Steinway & Chucho & Lang Lang

Foto: Roberto Ruiz

Foto: Roberto Ruiz

Demasiado hincapié se hizo en el piano que Ronald Loesby, a nombre de Steinway & Sons, donara al Instituto Cubano de la Música, después de que el pasado viernes, en la Plaza de la Catedral habanera junto a Chucho Valdés, Lang Lang hiciera gala de su galante virtuosismo y su pícara lozanía.

Además de disfrutable, el concierto reafirmó subrepticiamente que tanto las más encumbradas élites del arte, como los principales íconos de la cultura pop, pretenden dejar su firma en la ciudad del momento.

Se le dio tanta importancia al Steinway & Sons que, en vez de un piano, parecía un cargamento de barriles de petróleo chavista.

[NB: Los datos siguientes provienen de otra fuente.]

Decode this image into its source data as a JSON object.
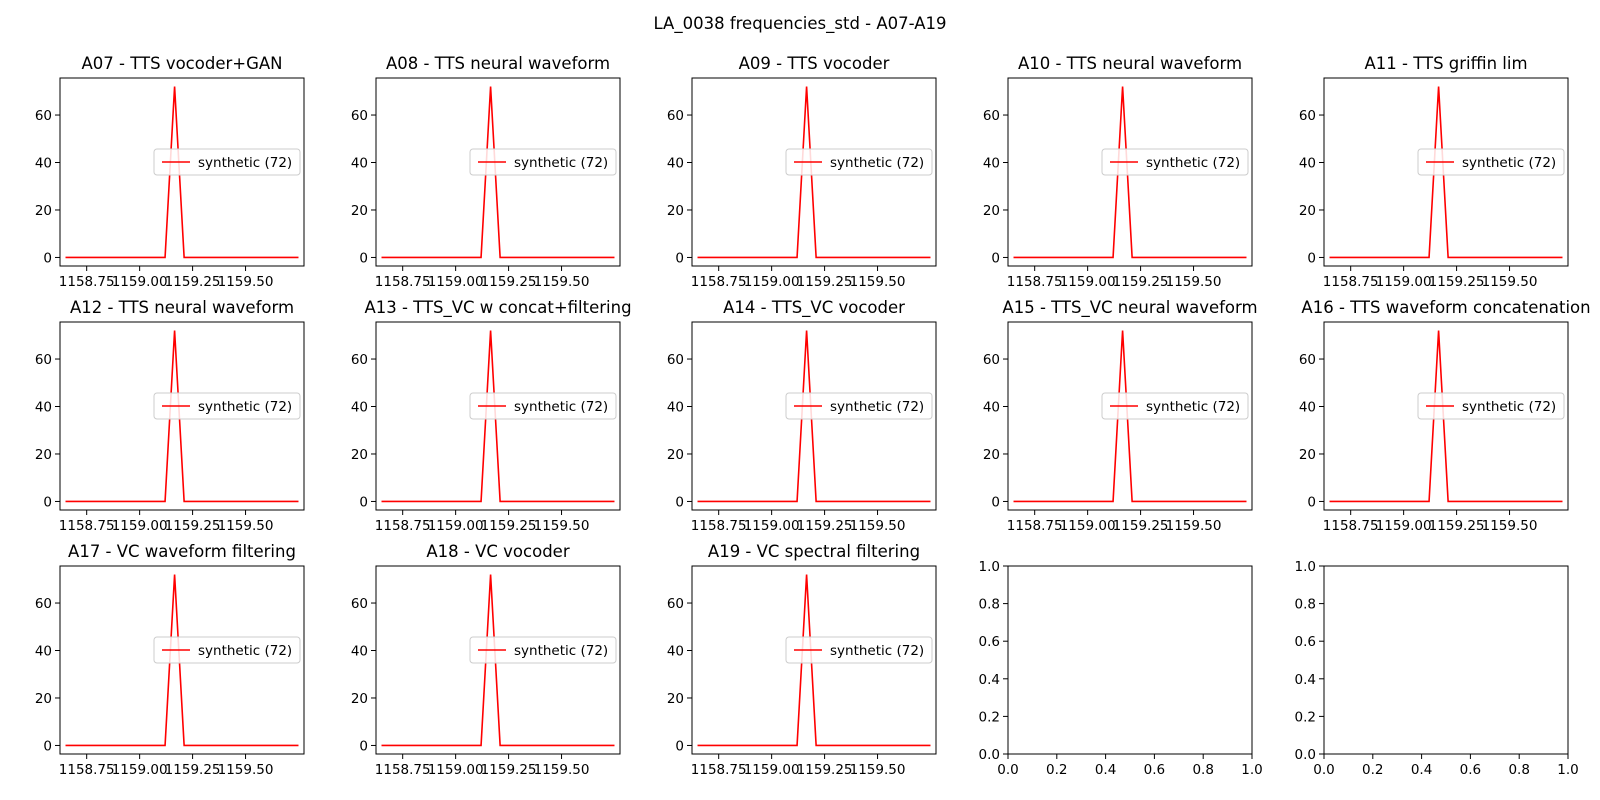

Pero está bien que así suceda. Los Steinway son la realeza en la corte de los pianos, un ejemplar como el que acaban de donarnos vale cerca de 170 mil dólares, y viene de Nueva York.

Para todo lo que vendrá de Estados Unidos en los próximos años un piano parece poca cosa. Pero ese piano es también, si se quiere, la prueba definitiva de que el proceso es ya irreversible, y de que al menos tendremos instrumento de lujo para tocar nuestro réquiem o nuestro aleluya.

La televisión nacional, que suele reaccionar tardíamente, se apresuró en trasmitir el tan publicitado concierto, y en menos de un fin de semana ya los cubanos de provincia tenían de fondo en sus televisores el barroco potente y fibroso de la Catedral. Cierto que olvidaron pasar algún cintillo con los datos de las piezas en ejecución, pero al fin y al cabo, dirán los productores, la referencia es lo menos importante. Lo trascendente es la música, venga de Tchaikovski o de Lecuona.

Como guiño irónico, pero justísimo, el concierto abrió con la Obertura cubana de George Gershwin, gringo que, los que no somos eruditos en la materia, conocemos por Summertime, esa aria de Porgy y Bess que luego cantaron, entre tantos monstruos, Janis Joplin y mi siempre predilecta, por encima del resto de los mortales, Nina Simone.

Hubo momentos para la improvisación y, cuando las cámaras enfocaron las manos de Lang Lang o las de Chucho, pudimos comprobar la diferencia entre unos dedos de treinta y tres años y unos de setenta y cuatro.

El chino era atrevido y revoltoso. Chucho discurría, sereno. El chino era un niño atribulado, que no martillaba demasiado ninguna tecla, porque parecían hincarles, y Chucho se deslizaba sobre ellas, como si las domesticara o como si las embriagara con algún conjuro afro. El chino era un asiático vigoroso y casi caribeño, en la flor de su maestría y de su edad, soberbio y trepidante, y Chucho era un santo altivo, oriental en su energía, con manazas de demonio surrealista, haciendo breves guiños mozartianos al entusiasmo colectivo.

Después de todo, yo espero que algún bienpensante con el suficiente poder haya llevado a la plana mayor de Telerebelde al concierto del viernes, para que Rodolfo García, por ejemplo, no haga más esos sonoros papelazos y quizás, si en el próximo mundial de atletismo, antes de la carrera de los 100 metros, alguien toca el piano en 9.58 segundos, no vuelva a decir con socarronería que de dónde habrán sacado a ese chinito, porque ese chinito –el Usain Bolt de lo suyo– era nada menos que Lang Lang.